Insight into the impact of microstructure on crack initiation/propagation behavior in carbide-free bainitic steel during tensile deformation

Abstract

The impact of microstructural characteristics on the crack initiation/propagation behavior of carbide-free bainitic steel was investigated during austempering at 320 and 280 °C. The primary mechanism for causing damage to the material was via of the formation of micro-voids and cracks. The results demonstrated that an uneven distribution of carbon content in the blocky martensite/retained austenite (M/RA) led to decreased carbon content at grain interiors. This caused splitting and decohesion of both blocky M/RA and M/RA-BF phase boundaries. During tests at 280 °C, the blocky M/RA content was decreased, and the microstructure refined.
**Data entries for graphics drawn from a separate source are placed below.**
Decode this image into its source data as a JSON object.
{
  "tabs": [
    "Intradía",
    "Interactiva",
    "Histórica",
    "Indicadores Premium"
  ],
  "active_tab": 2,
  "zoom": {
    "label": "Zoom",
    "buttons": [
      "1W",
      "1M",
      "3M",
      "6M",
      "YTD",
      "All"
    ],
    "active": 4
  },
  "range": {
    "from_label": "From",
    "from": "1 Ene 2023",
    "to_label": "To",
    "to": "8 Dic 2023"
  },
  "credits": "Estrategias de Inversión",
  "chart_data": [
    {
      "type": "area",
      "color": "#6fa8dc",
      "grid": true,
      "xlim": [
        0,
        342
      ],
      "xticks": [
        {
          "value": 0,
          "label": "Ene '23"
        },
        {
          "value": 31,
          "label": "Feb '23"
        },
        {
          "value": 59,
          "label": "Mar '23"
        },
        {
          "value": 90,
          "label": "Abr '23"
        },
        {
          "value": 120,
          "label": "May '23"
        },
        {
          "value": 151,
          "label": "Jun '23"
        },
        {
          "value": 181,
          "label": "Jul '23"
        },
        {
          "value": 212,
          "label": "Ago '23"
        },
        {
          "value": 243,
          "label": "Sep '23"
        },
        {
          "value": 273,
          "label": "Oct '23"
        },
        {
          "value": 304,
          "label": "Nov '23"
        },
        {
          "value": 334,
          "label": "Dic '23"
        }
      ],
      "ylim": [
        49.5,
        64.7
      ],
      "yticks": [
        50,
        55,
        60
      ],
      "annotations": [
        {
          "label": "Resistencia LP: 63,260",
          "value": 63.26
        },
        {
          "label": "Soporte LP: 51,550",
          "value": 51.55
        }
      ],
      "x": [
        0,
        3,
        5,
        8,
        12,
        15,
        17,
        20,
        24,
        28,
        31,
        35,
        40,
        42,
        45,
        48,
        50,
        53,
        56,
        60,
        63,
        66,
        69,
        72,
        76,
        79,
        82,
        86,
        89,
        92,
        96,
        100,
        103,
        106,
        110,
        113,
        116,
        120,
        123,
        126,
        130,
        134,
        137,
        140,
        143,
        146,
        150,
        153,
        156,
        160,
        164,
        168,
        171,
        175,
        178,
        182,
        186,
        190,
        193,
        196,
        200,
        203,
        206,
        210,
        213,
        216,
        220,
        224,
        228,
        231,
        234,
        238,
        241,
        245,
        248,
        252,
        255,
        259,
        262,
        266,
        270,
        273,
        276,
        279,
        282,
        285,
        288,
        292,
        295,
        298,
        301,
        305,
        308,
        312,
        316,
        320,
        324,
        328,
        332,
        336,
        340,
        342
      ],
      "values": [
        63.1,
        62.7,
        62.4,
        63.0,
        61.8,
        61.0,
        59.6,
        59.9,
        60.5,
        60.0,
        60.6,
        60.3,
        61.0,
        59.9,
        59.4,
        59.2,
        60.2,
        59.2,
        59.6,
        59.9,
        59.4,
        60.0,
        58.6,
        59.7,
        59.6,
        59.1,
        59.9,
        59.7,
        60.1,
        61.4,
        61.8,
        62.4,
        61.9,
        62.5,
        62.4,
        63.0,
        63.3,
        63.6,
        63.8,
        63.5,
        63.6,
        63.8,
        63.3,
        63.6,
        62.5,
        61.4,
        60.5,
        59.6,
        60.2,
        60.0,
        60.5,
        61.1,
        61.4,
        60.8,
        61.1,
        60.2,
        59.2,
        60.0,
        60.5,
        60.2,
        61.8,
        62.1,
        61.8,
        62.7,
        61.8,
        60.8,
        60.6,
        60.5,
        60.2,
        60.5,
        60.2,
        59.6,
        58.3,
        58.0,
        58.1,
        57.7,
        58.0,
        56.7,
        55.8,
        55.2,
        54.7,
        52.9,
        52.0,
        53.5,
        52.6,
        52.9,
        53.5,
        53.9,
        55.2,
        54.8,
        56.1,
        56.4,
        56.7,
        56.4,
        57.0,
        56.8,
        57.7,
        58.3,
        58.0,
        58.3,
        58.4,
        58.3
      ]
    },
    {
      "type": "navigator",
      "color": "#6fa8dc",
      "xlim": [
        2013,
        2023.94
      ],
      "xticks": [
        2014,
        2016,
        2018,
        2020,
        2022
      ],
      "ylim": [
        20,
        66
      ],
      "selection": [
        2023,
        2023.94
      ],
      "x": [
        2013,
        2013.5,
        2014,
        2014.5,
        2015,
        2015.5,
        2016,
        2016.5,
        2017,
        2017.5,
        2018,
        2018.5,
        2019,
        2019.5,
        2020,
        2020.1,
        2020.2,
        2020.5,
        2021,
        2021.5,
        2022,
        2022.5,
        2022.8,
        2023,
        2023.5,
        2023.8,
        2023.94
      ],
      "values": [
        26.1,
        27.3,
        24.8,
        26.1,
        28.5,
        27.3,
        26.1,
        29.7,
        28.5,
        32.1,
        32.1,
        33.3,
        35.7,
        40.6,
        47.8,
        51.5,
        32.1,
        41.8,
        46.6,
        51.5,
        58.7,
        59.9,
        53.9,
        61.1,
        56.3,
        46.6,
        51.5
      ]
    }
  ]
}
The selection and arrangement of bainite variants also affected the deformation compatibility of bainite ferrite (BF), M/RA and the density of high-angle boundaries (HAGBs). As the covariant boundary fraction of the CP (CP1) variant (V1/V2 – V6) in bainite was much higher than that measured in other covariant boundaries, the ability of covariant deformation between the two phases was greater, and the delayed initiation of micropores was observed. The effect of packet boundaries and block boundaries for hindering crack propagation was different, the most effective barrier for crack propagation was high-angle misorientation boundaries between packet boundaries.